Loosely based on a Philip K Dick short story, and then focused through the sharp storytelling lens of director Paul Verhoeven (Robocop, Basic Instinct, Starship Troopers), the story is a spiritual sequel to Arnie’s previous sci-fi film The Running Man (1987). It’s easy to imagine this being the same world but 60 years on; there’s still the Brutalist design aesthetic, a totalitarian state and 80s fashions, but now we also have an off-world colony and radiation-affected mutants. We also get Michael Ironside as a typically watchable villain, some eye-popping special effects (literally so in the opening scene), and masses of tech-noir embellishments (driverless taxis, instant nail varnish, walls that turn into TVs, the scene where Doug disguises himself as a woman by using a fake robotic head). It’s frenetic, fun and fantastic, with scene after scene of surprises and shocks and excitement. *Huge* tongue-in-cheek entertainment. 
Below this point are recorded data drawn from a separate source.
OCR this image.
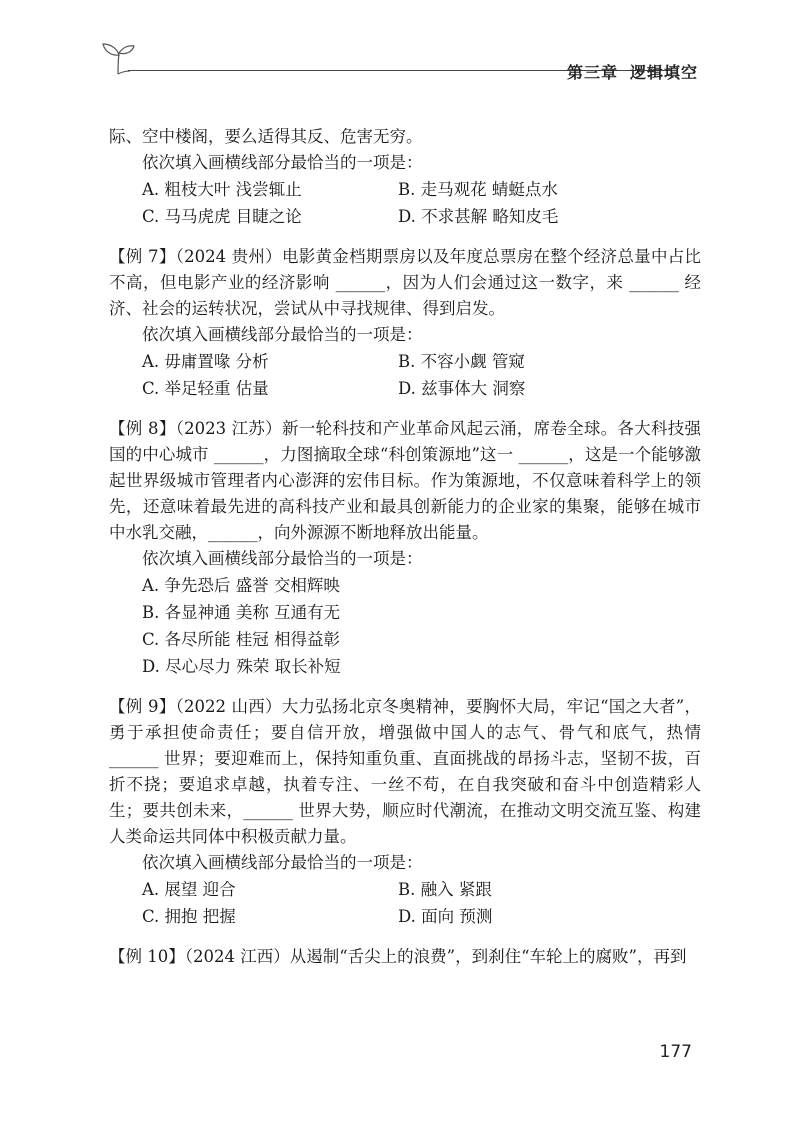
第三章 逻辑填空

际、空中楼阁，要么适得其反、危害无穷。

依次填入画横线部分最恰当的一项是：

A. 粗枝大叶 浅尝辄止	B. 走马观花 蜻蜓点水
C. 马马虎虎 目睫之论	D. 不求甚解 略知皮毛

【例 7】（2024 贵州）电影黄金档期票房以及年度总票房在整个经济总量中占比不高，但电影产业的经济影响 ______，因为人们会通过这一数字，来 ______ 经济、社会的运转状况，尝试从中寻找规律、得到启发。

依次填入画横线部分最恰当的一项是：

A. 毋庸置喙 分析	B. 不容小觑 管窥
C. 举足轻重 估量	D. 兹事体大 洞察

【例 8】（2023 江苏）新一轮科技和产业革命风起云涌，席卷全球。各大科技强国的中心城市 ______，力图摘取全球“科创策源地”这一 ______，这是一个能够激起世界级城市管理者内心澎湃的宏伟目标。作为策源地，不仅意味着科学上的领先，还意味着最先进的高科技产业和最具创新能力的企业家的集聚，能够在城市中水乳交融，______，向外源源不断地释放出能量。

依次填入画横线部分最恰当的一项是：

A. 争先恐后 盛誉 交相辉映

B. 各显神通 美称 互通有无

C. 各尽所能 桂冠 相得益彰

D. 尽心尽力 殊荣 取长补短

【例 9】（2022 山西）大力弘扬北京冬奥精神，要胸怀大局，牢记“国之大者”，勇于承担使命责任；要自信开放，增强做中国人的志气、骨气和底气，热情 ______ 世界；要迎难而上，保持知重负重、直面挑战的昂扬斗志，坚韧不拔，百折不挠；要追求卓越，执着专注、一丝不苟，在自我突破和奋斗中创造精彩人生；要共创未来，______ 世界大势，顺应时代潮流，在推动文明交流互鉴、构建人类命运共同体中积极贡献力量。

依次填入画横线部分最恰当的一项是：

A. 展望 迎合	B. 融入 紧跟
C. 拥抱 把握	D. 面向 预测

【例 10】（2024 江西）从遏制“舌尖上的浪费”，到刹住“车轮上的腐败”，再到

177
Schwarzenegger Says: ‘Paul [Verhoeven, who Schwarzenegger headhunted for the director gig] added a dimension of realism and scientific fact… So many things he said were brilliant. He had a vision. He had enthusiasm… The story twists and turns. You never know until the very end: did I take this trip? Was I really the hero? Or was it all inside my head, and I’m just a blue-collar jackhammer operator who may be schizophrenic? Even at the end you’re not necessarily sure. For me, it connected with the sense I had sometimes that my life was too good to be true.’